Although there’s more snow than there was a month ago, the Sierra snowpack remains at levels well below the average.

On Thursday, managers for California’s Department of Water Resources found little snowpack when they conducted this winter’s second manual snow survey at Phillips Station, east of Sacramento.

Measurements showed that the snow water equivalent at Phillips Station is just  2.6 inches–14% of the average for this date. Snow water equivalent is the amount of water contained within the snowpack, or, in other words, the depth of water that would result should the entire snowpack melt.

Statewide snowpack measurements are only slightly higher: electronic snow sensors across the Sierra Nevada show that snowpack levels are only at 27% of what is normal for February 1st, a level rather close to the 25% recorded in 2015 at this date, a year when California saw the worst snowpack on record.

“It’s not nearly where we’d like to be,” said Frank Gehrke, Chief of the California Cooperative Snow Surveys Program, in a video posted by the Department of Water Resources.

Snowpack Cool Davis
Left, Courtney Obergbell, General Forecaster for the National Weather Service, assists Frank Gehrke, Chief of the California Cooperative Snow Surveys Program with the second snow survey of the 2018 snow season at Phillips Station in the Sierra Nevada Mountains. (Dale Kolke/California Department of Water Resources).

So, why is snowpack important?

Most of California’s precipitation falls during the winter, accumulating as snow at high elevations in the Sierra Nevadas and Southern Cascades. From April to July, as temperatures warm, this snow melts and runs off, feeding rivers and streams in California.

Normally, snowpack provides one-third of California’s water supply. The snowpack affects Davis’ water supply, since the City of Davis now relies on surface water from the Sacramento River as its primary source of water. Previously, the city relied solely on groundwater.

The water that feeds into the Sacramento River ultimately comes from a mixture of tributary streams, fed by rainfall and snowmelt, and springs, so water stored by the snowpack is an important source of Davis’ water supply.

How does this year’s snowpack compare to previous years?

This year’s warm, dry winter provides quite the contrast to last year, when the snowpack was much higher than average. On February 1st, 2017, the snowpack was 174% of the historic average for that date.

Snowpack Cool Davis
Satellite imagery showing the extent of the snowpack on January 27, 2017 (left) versus January 28, 2018 (right). Photo credit: NASA Worldview.

During California’s recent historic drought, however, the story was quite different. 2015 saw the lowest snowpack level for the Sierras since monitoring began in 1950: On April 1st, 2015, snow water equivalent in the Sierra snowpack was only 5% of the historic average.

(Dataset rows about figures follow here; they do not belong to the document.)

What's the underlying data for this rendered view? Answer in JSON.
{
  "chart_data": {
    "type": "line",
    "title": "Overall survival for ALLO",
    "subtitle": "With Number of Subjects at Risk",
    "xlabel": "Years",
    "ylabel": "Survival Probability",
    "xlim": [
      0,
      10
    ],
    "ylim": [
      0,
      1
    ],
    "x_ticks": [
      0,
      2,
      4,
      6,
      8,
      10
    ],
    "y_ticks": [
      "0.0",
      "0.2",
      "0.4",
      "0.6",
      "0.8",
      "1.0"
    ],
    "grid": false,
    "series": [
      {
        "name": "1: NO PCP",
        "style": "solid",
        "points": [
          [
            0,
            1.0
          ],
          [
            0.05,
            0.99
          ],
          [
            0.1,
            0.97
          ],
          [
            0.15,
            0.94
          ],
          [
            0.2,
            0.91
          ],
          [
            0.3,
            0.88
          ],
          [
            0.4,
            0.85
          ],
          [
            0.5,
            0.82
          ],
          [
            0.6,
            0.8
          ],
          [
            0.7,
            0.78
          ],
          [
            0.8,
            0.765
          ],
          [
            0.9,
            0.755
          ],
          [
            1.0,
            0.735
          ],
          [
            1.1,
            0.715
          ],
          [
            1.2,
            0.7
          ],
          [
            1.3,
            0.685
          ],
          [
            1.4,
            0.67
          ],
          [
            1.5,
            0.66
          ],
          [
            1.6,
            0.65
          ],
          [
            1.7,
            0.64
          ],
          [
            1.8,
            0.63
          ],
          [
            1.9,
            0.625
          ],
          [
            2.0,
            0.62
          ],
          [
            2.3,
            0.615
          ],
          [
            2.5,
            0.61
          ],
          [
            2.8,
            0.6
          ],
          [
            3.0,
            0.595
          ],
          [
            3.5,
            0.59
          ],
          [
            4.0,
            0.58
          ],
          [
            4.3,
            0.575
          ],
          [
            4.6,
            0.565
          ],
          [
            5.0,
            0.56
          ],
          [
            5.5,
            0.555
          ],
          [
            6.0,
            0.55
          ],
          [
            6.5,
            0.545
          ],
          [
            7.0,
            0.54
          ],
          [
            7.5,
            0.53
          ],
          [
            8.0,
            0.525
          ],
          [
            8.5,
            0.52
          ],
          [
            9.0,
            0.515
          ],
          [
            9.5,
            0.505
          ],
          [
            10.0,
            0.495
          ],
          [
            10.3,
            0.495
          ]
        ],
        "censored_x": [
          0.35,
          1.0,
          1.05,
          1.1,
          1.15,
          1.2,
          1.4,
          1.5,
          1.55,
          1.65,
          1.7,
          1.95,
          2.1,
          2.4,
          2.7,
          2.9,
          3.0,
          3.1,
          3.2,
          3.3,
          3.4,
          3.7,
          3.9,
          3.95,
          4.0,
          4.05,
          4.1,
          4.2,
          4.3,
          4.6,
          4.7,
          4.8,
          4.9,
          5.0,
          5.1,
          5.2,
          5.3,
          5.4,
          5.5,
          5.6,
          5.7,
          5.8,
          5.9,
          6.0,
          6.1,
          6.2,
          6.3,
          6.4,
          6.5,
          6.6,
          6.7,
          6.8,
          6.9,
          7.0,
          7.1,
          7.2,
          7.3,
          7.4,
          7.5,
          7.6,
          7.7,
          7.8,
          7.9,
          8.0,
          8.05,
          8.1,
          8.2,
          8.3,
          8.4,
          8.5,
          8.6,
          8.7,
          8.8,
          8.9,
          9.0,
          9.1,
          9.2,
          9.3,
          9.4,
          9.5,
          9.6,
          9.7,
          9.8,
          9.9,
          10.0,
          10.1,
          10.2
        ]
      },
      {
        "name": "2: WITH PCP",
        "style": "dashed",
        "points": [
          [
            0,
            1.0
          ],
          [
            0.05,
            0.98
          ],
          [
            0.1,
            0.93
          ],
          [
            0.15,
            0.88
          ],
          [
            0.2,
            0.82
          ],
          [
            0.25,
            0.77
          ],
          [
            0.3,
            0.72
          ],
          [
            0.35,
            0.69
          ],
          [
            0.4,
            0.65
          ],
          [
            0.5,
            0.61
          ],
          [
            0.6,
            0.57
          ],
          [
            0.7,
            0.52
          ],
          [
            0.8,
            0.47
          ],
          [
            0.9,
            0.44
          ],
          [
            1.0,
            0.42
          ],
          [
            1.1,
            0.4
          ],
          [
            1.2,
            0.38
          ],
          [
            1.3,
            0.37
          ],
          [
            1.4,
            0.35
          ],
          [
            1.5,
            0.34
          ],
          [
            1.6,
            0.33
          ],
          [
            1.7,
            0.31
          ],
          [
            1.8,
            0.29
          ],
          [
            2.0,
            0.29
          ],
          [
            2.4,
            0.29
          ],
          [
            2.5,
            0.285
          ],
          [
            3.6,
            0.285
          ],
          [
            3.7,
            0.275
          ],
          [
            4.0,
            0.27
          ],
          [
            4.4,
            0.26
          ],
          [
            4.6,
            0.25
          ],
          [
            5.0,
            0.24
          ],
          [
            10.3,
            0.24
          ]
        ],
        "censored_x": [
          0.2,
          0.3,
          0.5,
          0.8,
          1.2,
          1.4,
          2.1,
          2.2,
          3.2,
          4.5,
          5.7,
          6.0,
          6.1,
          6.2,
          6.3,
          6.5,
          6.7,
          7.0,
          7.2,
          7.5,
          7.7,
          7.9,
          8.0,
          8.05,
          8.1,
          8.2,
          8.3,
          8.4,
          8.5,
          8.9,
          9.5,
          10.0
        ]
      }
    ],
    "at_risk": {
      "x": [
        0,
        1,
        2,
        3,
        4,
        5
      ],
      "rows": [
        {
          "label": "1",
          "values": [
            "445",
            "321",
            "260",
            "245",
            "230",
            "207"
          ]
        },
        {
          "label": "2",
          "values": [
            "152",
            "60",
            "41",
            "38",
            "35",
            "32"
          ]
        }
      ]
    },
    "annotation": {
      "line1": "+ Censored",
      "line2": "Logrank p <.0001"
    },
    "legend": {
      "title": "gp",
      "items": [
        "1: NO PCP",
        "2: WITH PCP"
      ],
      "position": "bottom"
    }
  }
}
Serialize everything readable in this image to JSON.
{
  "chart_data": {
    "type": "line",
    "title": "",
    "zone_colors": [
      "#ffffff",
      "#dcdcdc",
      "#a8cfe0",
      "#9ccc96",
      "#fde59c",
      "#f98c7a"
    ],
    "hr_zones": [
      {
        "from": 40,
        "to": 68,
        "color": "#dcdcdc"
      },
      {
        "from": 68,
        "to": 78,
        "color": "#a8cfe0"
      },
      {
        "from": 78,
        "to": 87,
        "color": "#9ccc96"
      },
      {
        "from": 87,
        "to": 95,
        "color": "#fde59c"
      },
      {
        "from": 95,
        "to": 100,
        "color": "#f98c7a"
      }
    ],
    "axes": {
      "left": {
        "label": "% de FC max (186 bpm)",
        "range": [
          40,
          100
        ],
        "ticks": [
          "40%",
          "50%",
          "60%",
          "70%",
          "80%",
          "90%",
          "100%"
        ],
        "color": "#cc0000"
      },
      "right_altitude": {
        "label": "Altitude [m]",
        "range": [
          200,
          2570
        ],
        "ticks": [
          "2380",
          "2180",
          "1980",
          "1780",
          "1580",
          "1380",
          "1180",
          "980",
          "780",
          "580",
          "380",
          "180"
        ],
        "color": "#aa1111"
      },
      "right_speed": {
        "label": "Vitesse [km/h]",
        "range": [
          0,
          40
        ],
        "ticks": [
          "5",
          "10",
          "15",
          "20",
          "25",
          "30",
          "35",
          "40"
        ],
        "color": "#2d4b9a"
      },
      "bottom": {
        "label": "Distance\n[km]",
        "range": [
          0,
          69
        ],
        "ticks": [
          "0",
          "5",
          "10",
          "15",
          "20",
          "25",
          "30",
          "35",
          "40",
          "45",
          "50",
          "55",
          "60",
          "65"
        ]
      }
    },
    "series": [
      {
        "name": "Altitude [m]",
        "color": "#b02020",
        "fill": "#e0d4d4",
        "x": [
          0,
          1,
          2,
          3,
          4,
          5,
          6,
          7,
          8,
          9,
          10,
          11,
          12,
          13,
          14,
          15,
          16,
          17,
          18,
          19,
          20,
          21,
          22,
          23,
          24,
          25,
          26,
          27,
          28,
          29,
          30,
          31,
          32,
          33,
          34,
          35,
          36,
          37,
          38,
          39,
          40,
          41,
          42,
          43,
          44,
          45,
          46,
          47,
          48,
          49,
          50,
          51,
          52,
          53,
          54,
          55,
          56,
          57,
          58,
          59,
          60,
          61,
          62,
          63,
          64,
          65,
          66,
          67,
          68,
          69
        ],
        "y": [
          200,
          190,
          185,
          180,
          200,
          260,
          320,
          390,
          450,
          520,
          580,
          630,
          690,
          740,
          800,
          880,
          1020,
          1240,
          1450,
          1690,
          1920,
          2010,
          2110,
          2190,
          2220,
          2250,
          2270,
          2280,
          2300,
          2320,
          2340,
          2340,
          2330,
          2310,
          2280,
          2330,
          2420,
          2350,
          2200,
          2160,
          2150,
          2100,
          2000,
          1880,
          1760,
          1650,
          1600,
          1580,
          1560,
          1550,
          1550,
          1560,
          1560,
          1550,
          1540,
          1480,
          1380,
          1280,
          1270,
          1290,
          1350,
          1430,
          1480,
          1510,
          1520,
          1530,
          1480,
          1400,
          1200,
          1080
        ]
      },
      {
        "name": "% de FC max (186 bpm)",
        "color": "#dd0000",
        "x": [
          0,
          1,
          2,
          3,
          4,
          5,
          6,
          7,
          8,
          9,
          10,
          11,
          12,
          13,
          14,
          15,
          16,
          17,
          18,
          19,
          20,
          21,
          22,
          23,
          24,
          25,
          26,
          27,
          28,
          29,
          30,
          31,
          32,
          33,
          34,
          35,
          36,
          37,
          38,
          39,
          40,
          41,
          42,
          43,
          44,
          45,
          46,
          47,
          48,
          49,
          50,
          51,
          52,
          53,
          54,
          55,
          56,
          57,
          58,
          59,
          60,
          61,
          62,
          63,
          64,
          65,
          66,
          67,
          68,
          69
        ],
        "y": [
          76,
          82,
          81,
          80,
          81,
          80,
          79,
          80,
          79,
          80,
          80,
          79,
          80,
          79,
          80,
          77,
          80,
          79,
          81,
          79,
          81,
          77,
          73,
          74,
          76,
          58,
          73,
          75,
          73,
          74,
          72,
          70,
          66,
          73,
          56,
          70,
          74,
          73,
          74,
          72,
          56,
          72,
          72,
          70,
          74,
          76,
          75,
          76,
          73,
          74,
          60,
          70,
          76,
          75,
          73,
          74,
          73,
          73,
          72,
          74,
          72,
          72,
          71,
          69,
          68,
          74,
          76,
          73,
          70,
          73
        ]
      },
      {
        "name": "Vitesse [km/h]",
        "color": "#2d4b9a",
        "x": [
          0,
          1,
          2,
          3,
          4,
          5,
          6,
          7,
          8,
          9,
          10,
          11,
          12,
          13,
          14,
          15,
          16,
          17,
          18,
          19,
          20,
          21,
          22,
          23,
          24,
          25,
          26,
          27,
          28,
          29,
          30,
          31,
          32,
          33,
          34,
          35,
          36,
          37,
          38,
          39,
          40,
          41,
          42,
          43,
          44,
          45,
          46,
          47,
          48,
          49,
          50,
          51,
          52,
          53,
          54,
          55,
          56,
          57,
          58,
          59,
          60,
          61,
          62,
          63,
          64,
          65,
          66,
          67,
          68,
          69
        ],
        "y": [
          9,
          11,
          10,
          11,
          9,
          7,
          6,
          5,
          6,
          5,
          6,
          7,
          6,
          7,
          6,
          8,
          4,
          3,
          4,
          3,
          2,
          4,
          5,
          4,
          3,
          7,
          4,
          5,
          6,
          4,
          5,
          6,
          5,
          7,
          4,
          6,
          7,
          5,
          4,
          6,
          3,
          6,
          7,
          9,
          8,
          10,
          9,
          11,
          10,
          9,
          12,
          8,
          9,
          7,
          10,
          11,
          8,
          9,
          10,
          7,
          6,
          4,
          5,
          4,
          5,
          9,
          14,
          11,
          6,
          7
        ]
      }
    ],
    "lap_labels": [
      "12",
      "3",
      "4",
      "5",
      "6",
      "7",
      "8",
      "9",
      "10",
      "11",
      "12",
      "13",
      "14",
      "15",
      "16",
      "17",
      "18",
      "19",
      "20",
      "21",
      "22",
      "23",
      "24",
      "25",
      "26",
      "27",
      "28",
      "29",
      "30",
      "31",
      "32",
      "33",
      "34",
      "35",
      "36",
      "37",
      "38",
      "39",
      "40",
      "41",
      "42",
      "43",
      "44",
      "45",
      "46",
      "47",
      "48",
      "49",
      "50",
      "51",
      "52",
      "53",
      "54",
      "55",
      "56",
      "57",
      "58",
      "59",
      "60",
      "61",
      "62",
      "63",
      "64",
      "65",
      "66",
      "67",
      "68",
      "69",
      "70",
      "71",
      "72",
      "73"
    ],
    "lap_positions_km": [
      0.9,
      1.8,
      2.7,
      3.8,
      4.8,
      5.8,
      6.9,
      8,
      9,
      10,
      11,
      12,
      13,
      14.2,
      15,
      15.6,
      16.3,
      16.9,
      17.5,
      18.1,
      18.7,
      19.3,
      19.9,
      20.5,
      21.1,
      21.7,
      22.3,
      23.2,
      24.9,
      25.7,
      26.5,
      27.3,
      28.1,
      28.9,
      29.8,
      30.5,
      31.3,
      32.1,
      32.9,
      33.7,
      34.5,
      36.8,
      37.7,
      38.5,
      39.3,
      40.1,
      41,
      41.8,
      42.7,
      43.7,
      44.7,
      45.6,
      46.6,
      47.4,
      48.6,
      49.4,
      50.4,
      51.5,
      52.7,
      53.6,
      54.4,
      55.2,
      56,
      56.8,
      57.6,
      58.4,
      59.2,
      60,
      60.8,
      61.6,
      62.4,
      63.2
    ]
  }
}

And the snowpack wasn’t just the lowest it’s been since 1950. Using tree ring data, scientists found that the 2015 snowpack was the worst it had been in 500 years.

So it’s concerning that current snowpack levels–27% of average–are so close to the 25% seen in 2015 at this time.

According to the U.S. Drought Monitor, currently 73% of California is abnormally dry, including the 43% of the state that is in a moderate drought. This means that over 24 million California residents are currently living in drought areas.

Although “it’s worth being concerned” about the snowpack, said Doug Carlson, a spokesperson for the Department of Water Resources, “it’s too soon to be alarmed about what we see.”

The good news: California’s reservoirs

Though the snowpack is well below average, Doug Carlson points out that California’s reservoirs are full of water, thanks to last year’s historically wet winter.

As of a January estimate by the Department of Water Resources, 154 reservoirs are filled to above their historic averages. Total storage in these reservoirs is estimated to be at 106% of the average for this time of year, which can act as a buffer if drought does occur.

What changes are predicted for snowpack in the future?

Scientists expect that rising temperatures due to climate change will drastically reduce snowpack levels in the future.

In addition to less snow falling, rising temperatures will cause the snowpack to melt earlier, leading to a longer dry season and less water for Californians to use in the summer.

As for this year, only time will tell if California will experience another drought. The Department of Water Resources tends not to speculate, since “California’s weather is so variable,” as Doug Carlson explained.

As Frank Gehrke pointed out, “There’s still a lot of the winter left. Anything can happen as we move on through the rest of the season.”